Most nuisance suits between farmers and neighbors happen over animal operations which have elements such as this waste pond behind a Georgia chicken house. (Bob Andres/AJC)

Credit: Bob Andres

Credit: Bob Andres

Most nuisance suits between farmers and neighbors happen over animal operations which have elements such as this waste pond behind a Georgia chicken house. (Bob Andres/AJC)

Proposed state legislation to protect farms from lawsuits is setting off a battle over the rights of farmers against the rights of property owners near them.

Proponents of House Bill 1150 say farms and agricultural operations such as slaughterhouses need more protection against being sued for emitting smells, noises and other activities that neighbors find offensive and believe diminish their property values.

“Any kind of legal action can put (farmers) out of business,” said bill sponsor Rep. Robert Dickey, R-Musella, who is chairman of the House Agriculture Committee.

The bill, known as the Freedom to Farm bill, was introduced to the Legislature late Tuesday and aims to prevent so-called nuisance lawsuits. A similar bill in 2020 failed to pass amid disagreements.

Opponents say Georgia’s current law already protects farmers from nuisance lawsuits by stipulations such as one that prevents people who move near a farm from suing. Property owners who already lived near a farm before the current law went into effect have retained the right to sue.

The proposed legislation declares that any farm in operation for a year or more cannot be found by a court to be a nuisance. That added level of protection strips neighbors of their legal power to force a farm to correct a problem, such as creating overpowering odors from manure sludge ponds, opponents say.

The changes also would encourage “industrial scale” animal operations by making them bulletproof from nuisance suits that have cost massive operations in other states millions of dollars to fix problems or pay for diminishing neighbors’ property values, said April Lipscomb, a senior attorney with the Southern Environmental Law Center.

“The clear losers are private landowners and the general public, and the clear winners are the multinational conglomerates who want to move into the state of Georgia,” Lipscomb said.

Dickey said the change is needed to protect farmers’ investments and practices so they can continue producing crops that are a critical part of Georgia’s economy.

Farming is the still the largest single state economic sector, producing an annual $12.2 billion in agricultural goods and a compounded $69 billion in economic impact, according the University of Georgia’s most recent numbers.

“What we are trying to do with this bill is find a happy medium and keep farmers and neighbors out of lawsuits,” Dickey said.

There have been few such suits filed in Georgia. Dickey said he is trying to get ahead of them. Lipscomb said it’s unnecessary.

“I don’t know of a single farm that has shut down because of a nuisance lawsuit,” Lipscomb said.
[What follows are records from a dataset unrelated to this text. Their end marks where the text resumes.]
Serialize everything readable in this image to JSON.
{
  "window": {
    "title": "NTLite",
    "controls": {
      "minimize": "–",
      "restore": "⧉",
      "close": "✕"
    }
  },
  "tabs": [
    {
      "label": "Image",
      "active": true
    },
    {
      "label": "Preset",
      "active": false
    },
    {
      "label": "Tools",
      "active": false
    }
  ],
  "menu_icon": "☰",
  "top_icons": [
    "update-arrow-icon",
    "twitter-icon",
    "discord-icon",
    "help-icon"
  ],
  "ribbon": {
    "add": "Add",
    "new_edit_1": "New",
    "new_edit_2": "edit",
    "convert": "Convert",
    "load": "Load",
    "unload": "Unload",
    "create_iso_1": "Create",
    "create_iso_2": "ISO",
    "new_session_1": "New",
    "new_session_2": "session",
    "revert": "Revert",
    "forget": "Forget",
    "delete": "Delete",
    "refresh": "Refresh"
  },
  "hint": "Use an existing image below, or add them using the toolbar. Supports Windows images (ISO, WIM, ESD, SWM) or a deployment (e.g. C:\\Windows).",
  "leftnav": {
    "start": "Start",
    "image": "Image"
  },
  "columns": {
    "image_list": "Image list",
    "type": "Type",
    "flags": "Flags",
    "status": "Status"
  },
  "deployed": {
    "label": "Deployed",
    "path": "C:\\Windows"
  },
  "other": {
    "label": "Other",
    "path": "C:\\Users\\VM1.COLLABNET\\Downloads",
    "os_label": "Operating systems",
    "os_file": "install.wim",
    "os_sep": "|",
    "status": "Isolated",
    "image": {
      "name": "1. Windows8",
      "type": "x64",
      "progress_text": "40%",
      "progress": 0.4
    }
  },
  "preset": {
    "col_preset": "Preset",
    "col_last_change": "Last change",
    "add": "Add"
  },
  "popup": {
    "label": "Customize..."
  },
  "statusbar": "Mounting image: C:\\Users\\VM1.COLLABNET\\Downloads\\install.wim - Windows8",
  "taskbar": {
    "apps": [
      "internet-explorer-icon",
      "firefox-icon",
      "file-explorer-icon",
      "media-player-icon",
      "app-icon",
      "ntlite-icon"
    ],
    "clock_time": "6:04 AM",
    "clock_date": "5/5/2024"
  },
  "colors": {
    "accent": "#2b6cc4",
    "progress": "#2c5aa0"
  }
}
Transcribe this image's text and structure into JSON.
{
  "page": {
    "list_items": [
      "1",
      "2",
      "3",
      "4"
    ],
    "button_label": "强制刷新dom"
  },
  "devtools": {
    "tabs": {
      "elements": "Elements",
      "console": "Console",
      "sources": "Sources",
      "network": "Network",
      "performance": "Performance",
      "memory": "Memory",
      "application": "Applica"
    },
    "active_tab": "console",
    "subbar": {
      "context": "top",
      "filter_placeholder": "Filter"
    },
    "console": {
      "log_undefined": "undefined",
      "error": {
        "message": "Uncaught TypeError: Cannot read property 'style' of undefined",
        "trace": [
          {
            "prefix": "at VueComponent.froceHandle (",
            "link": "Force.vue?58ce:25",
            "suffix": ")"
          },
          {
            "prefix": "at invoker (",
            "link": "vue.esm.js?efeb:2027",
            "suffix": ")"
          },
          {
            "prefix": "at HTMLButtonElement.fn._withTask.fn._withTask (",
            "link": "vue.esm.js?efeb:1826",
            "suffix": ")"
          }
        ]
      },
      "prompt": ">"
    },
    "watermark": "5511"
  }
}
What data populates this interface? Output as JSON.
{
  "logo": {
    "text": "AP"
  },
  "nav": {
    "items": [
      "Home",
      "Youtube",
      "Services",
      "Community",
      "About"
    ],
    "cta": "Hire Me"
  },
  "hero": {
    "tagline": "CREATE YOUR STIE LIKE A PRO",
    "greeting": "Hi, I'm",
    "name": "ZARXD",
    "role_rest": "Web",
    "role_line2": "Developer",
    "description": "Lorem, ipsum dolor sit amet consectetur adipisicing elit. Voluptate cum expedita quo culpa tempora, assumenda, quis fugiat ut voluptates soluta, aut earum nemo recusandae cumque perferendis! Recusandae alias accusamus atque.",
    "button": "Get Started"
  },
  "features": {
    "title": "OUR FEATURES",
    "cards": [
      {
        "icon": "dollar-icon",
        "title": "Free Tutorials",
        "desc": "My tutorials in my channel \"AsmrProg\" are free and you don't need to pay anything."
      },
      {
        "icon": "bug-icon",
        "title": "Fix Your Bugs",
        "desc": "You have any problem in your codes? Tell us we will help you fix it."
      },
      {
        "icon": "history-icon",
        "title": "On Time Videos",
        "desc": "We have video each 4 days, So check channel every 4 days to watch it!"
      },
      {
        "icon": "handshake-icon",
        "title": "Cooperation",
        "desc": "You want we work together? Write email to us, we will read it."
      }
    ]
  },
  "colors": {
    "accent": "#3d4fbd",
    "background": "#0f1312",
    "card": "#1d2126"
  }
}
Lipscomb said that limiting the window to sue a farm to one year from the beginning of operations essentially makes it impossible for a farm to ever be found to be a nuisance. It takes time to get an operation going, and people who discover a problem from smells or other issues can often spend months or more than a year trying to find the source, then work their way from county to state government trying to get a resolution.

“We have to have the right balance between protecting existing communities and farms and the need to allow for encouraging additional agricultural operations in Georgia, but this bill does not strike that balance,” she said.